Sounding for all the world like a Confederate organizer, one Missouri senator said, “We continue to see the federal government overreach their rightful bounds, and if we can create a situation where we have some unity among states, then I think it puts us in a better position to make that argument.”
Courts have consistently ruled that states do not have the power to nullify federal laws, but that doesn’t keep the restless from trying. ...
Open defiance is not the right path. The proper arena for this struggle is neither Fort Sumter nor the Supreme Court, but Congress. Obviously, many Americans sympathize with the objection to gun control laws, so let their elected representatives sort this out, using the procedure spelled out in the U.S. Constitution.
Phoenix, Jan. 13, Arizona Republic on anti-abortion cycle to begin anew:
After 41 years of court challenges to Roe vs. Wade, American abortion law is becoming a dense thicket of case law that makes tea-leaf reading difficult when jurists decline to explain their decisions.
That is what happened on Monday when the U.S. Supreme Court decided not to hear a case involving an Arizona law limiting when a woman could seek an abortion.
Last May, the 9th U.S. Circuit Court of Appeals overturned a federal judge’s ruling that Arizona’s 2012 law House Bill 2036 was constitutional.
In its decision, the appeals court panel noted that “controlling Supreme Court precedent” forbids states from denying women the right to an abortion “at any point prior to viability.”
Viability — the ability to survive outside the womb — is generally considered to occur at 22 to 24 weeks, not at 20 weeks.
The appeals-court decision affects only Arizona, however. At least nine other states have laws that ban abortions at 20 weeks, and those laws will remain in effect. If that seems confusing, it should.
It may be that Arizona’s law pushed the viability envelope a bit too far. The law is structured so that, in practice, it could affect pregnancies that are only 18 weeks along.
Regardless, we know what the outcome of this non-decision by the high court will be: The process will begin anew.
Advocates who oppose abortion already have declared their intent to bring a new proposal to the Legislature, where it’s likely to pass.
Then, it is off to the courts once again.

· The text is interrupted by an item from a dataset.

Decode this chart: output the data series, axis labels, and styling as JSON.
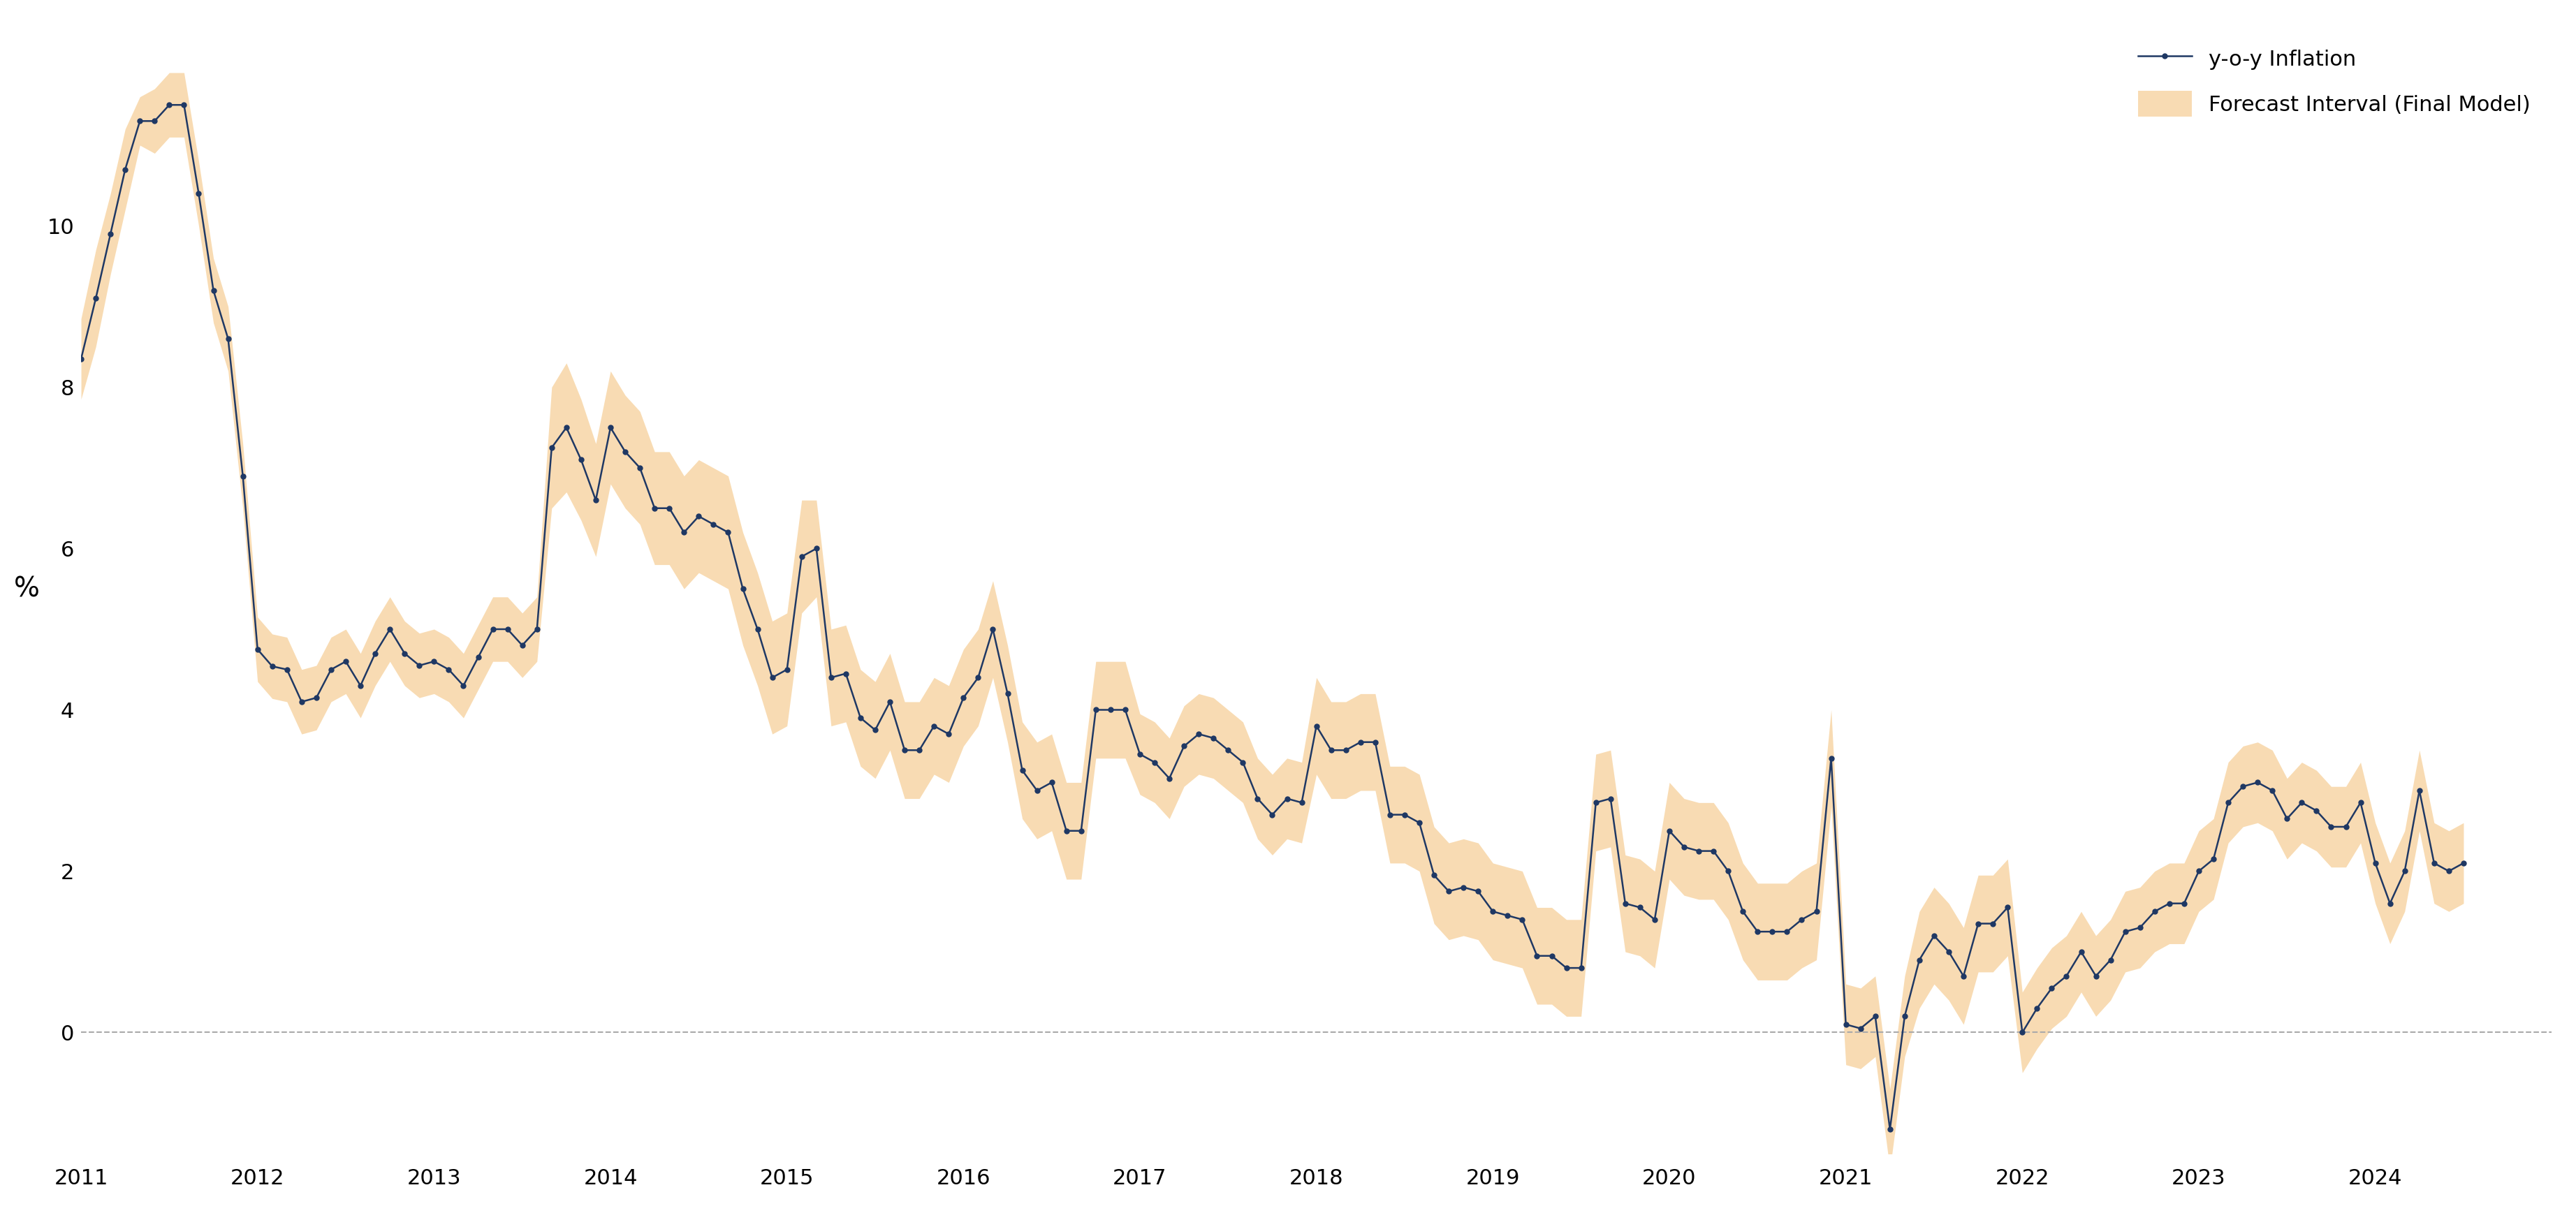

Lawyers need not fear unemployment.
Dubai, Jan. 13, Khaleej Times on the Cuban thaw:
The emerging thaw in United States-Cuba relations is a welcome development. It is now official that both the countries are engaged in a dialogue process, irrespective of whether it is low-profile or limited to peripheral issues.
Though there are several “ifs” and “buts” in the process, and the bar seems to have been set a little higher for the communist state, the positive thing is that substantial progress has been reported. Migration and human rights issues form the core of the dialogue, with trade and tourism also on the two sides’ wish list.
The area where progress could come to naught is the expectations that Washington has of Havana. The U.S. wants to see a “fundamental change” in the Cuban attitude toward its own people, which sounds rather dictatorial. If memoirs are any testimony, then Cuban President Raul Castro has already given his reaction to such U.S. benchmarks by saying that the island-nation state doesn’t want to change or reform America’s socio-political governance mosaic, and the superpower would also be better advised not to lecture it on such issues.
Edward Lee, the U.S. state department official who has been on an official visit to the island, is, however, optimistic that the negotiations will click. Lee also said that his country is “very open” to building a new relationship with Cuba. Though no details are available on the progress that has been made, it is widely assumed that the Johannesburg handshake between President Barack Obama and Raul Castro is working as the spirit to revamp the tangled relationship. The good thing is that the talks are taking place away from media glare, which gives them an added impetus to succeed.